In applied research, an effect size is specified in advance and defines a threshold for decision-making. Power analyses of a specific desired effect size may then be carried out before an experiment in which a null hypothesis is tested against an alternative hypothesis that is based on this desired effect size. As a result, hypotheses in applied research are highly testable. By contrast, in much of science, the alternative hypothesis is left open, with the only effect size under consideration being the one estimated from the data, so there is no standard upon which to compare this measured effect size, and therefore no hard basis for decision-making. In null hypothesis testing, any effect — no matter how small — may end up being statistically significant if enough replicates are used2,3. This means that the vague 'open' hypotheses of much of neuroscience are barely testable, as more replicates could always be added and more subtle effects searched for.

Although the advice to increase sample sizes and statistical power is sound, when combined with the notion that neuroscientists should search for ever more subtle effects, following this advice would mean that hypotheses in neuroscience become virtually untestable. If we fail to find a 10% effect, then we can always fall back on the possibility that with increased power, we might detect a 1% effect or 0.1% effect ad infinitum. Therefore, the advice may ultimately do little to restrain the proliferation of poorly testable (that is, hard-to-refute) hypotheses.

The only way to resolve this dilemma while retaining the advantages of traditional null hypothesis testing is to be specific about the theoretical predictions that our experiments are designed to test4. Whether the alternative hypothesis is designed to test for a subtle or strong effect depends entirely on the theory and problem under investigation. For some theories, only strong effects are relevant, but for others, subtle effects may be meaningful. If instead neuroscience becomes a needle-in-a-haystack search for ever more subtle effects irrespective of the presence of an explanatory theory, then neuroscience could degenerate into explanationless collections of observations — that is, mere 'stamp collecting'. The observations will be the fruit of virtually untestable hypotheses.

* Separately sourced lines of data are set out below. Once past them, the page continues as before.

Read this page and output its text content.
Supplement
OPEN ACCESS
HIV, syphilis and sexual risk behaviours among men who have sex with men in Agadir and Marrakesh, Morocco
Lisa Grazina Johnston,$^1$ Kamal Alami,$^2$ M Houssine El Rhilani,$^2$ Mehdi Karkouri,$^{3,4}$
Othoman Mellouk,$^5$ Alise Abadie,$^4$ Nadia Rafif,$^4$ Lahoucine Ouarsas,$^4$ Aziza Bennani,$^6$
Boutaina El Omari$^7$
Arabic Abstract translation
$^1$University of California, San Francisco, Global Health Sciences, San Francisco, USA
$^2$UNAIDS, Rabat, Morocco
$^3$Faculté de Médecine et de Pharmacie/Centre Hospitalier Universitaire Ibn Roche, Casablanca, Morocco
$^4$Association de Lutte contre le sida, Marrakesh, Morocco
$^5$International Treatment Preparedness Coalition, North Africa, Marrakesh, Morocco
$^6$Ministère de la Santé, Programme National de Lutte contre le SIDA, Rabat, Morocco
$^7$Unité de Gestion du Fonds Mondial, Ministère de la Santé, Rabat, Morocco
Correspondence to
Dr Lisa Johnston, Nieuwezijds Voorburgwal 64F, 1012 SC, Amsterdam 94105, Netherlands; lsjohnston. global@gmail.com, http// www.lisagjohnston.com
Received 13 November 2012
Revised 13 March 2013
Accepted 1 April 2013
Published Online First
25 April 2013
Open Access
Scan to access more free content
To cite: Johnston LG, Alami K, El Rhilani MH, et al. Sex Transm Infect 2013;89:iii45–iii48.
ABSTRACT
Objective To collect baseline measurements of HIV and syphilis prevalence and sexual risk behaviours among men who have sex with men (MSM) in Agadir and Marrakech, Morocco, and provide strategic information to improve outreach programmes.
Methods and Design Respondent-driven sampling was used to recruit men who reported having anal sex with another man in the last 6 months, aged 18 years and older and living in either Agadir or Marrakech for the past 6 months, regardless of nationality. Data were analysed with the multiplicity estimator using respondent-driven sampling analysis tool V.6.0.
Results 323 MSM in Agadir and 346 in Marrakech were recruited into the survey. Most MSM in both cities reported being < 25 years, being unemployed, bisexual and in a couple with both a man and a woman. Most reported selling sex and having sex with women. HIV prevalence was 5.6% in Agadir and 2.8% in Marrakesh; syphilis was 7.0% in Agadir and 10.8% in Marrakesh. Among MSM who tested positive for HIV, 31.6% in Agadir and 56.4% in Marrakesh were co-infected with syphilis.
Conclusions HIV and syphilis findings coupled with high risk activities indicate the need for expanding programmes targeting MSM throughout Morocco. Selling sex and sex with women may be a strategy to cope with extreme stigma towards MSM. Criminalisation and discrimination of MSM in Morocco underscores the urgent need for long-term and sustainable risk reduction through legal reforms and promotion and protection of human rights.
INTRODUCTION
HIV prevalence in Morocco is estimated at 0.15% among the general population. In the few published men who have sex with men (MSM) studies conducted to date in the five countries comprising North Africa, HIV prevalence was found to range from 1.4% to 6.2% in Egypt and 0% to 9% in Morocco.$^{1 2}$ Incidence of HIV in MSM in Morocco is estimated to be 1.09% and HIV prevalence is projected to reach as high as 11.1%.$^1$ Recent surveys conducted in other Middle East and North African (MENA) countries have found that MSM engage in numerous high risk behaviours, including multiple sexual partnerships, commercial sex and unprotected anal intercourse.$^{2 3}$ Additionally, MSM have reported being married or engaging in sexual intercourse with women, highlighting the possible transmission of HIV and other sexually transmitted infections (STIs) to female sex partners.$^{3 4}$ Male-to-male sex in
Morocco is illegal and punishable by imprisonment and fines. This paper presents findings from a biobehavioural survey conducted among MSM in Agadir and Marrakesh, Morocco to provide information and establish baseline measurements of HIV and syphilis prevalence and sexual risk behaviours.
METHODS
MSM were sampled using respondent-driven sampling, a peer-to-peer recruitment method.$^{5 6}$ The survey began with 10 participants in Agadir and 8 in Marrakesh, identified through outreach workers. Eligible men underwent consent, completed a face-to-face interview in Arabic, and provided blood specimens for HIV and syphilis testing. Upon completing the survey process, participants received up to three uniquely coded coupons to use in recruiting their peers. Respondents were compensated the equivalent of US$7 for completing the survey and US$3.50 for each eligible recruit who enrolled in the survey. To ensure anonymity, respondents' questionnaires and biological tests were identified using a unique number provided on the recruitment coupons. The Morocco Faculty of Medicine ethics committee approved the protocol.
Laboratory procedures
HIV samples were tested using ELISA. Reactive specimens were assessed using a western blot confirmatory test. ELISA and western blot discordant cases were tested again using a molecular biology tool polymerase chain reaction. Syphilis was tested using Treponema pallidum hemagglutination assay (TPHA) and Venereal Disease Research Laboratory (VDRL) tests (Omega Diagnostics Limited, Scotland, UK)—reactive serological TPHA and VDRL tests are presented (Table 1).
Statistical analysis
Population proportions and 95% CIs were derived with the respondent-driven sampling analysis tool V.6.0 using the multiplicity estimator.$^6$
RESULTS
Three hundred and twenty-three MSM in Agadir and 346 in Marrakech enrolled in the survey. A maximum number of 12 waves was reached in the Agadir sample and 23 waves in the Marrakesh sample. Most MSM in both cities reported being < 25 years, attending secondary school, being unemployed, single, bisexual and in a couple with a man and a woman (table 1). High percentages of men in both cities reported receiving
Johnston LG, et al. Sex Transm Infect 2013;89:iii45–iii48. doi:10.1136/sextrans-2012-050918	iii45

These hypotheses will be retained if they are below a threshold for statistical significance — in the hope of detecting increasingly subtle effects — but sanctioned by a spurious statistical significance if this open-ended search for ever more subtle levels of effect lead to a type I error.

The solution to the problem is to increase discipline not only in analysis and experimental design but also in relating experiments to explanatory theory5. Much current practice instead seems to be an open-ended search for associations, reminiscent of old-style inductionism while superficially following the conventions of hypothetico-deductivism.